The provision of legislative reforms is both limited and fragile. Furthermore, they serve an important political service for the capitalists who provide them. Reforms can secure social stability: when the rule of capital appears to be under threat the ruling class is “only too glad to buy a prolonged armistice at the price of ever-repeated concessions to the working people” (Engels). In short, reforms are often a means of buying off the working class. That is why, as working class consciousness grows, so the offer of reforms by the capitalist class will increase. When the working class, armed with the knowledge that all social wealth can belong to the community, are offered reforms they will tell the capitalists that half-loaves are not enough.

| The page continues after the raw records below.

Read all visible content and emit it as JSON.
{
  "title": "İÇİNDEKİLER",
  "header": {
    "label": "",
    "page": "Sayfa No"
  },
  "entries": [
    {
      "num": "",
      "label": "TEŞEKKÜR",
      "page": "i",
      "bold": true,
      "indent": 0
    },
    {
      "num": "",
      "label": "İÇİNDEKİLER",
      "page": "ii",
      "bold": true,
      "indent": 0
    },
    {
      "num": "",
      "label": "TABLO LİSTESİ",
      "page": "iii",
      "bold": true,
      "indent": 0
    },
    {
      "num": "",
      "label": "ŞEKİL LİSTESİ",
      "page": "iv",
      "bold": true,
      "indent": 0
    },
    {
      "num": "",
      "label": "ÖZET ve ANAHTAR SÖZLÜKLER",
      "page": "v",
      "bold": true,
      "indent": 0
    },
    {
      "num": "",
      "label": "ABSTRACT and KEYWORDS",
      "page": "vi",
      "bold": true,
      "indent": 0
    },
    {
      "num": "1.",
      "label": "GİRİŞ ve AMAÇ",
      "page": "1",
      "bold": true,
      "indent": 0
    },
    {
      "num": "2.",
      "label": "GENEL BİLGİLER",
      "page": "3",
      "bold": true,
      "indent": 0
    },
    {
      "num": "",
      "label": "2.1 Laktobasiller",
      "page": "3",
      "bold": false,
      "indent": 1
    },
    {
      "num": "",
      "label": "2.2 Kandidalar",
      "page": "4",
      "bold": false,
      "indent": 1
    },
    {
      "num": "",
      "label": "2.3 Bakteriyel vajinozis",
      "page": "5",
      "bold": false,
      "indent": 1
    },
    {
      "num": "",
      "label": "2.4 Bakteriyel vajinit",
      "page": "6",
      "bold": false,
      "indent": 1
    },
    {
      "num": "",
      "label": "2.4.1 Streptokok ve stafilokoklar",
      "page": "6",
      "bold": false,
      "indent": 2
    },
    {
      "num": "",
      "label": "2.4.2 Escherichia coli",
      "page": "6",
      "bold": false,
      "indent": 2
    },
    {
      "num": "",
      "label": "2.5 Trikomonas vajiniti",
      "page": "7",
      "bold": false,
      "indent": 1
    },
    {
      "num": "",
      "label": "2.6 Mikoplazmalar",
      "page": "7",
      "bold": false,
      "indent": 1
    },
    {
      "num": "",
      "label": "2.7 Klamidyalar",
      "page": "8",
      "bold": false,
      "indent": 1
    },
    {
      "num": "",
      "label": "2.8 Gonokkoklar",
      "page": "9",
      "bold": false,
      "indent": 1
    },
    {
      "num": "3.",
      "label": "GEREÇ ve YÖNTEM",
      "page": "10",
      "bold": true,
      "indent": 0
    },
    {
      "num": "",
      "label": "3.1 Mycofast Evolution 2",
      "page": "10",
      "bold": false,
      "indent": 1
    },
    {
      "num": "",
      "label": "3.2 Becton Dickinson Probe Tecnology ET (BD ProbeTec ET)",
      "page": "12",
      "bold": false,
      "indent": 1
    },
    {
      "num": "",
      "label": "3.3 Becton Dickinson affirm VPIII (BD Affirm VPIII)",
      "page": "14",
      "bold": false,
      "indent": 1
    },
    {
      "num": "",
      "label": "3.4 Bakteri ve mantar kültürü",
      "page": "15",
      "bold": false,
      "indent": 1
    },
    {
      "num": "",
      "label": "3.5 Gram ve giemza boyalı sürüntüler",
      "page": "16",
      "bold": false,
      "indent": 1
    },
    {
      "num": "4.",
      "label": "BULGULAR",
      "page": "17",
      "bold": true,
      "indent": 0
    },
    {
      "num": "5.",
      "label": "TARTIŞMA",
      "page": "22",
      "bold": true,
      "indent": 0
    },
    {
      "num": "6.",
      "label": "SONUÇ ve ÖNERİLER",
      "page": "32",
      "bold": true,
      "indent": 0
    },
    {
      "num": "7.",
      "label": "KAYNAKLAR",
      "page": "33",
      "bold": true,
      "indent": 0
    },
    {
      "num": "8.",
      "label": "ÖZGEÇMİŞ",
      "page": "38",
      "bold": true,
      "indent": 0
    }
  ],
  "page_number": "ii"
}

But what of the so-called revolutionary reformers, like the Socialist Workers’ Party, who claim that they only advocate reforms to demonstrate to the working class that capitalism cannot provide them? Like a muddle-headed driving instructor who teaches someone to drive by showing them how to crash into a brick wall and then says, “Now that I’ve shown you how not to do it, you will have no trouble knowing the correct way”. Demand the Right to Work, the SWP proclaims, in order to prove that there is no such right under capitalism. Then, according to the crackpot theorists, the unemployed will realise what is wrong with capitalism and start to organise for revolution. In fact, workers who support these daft tactical reform campaigns usually believe that they will get what they are demanding. The result is that capitalism is either reformed to their satisfaction (for the time being) and they become acquiescent wage slaves or else the reform campaign fails, they become disillusioned with politics and apathetic or, in some cases, turn to more sinister reform gangs like the National Front.

Socialists are not against reforms which improve the material existence of all or some workers. Indeed, socialists are neither for nor against particular reforms, but are uncompromisingly opposed to reformism. If, for instance, a reform could be passed making it easier for socialists to have access to the media we would be pleased; in that sense we would approve of the reform. What we would not do is join a campaign with non-socialists to ensure the legislation of such a reform, for by doing so we would be forced to support whichever capitalist party agreed to grant the reform to us. Reformism is a capitulation to the power of the capitalist class.

Those who want to re-arrange the furniture of capitalism tell us that it is utopian to seek change which is not slow and gradual. We reply that we are in a hurry; we are not content with the way in which capitalism has been reformed and there are no reforms which could be offered that will distract us from the clear road ahead; we have a world to win and those who will not join us stand in our way.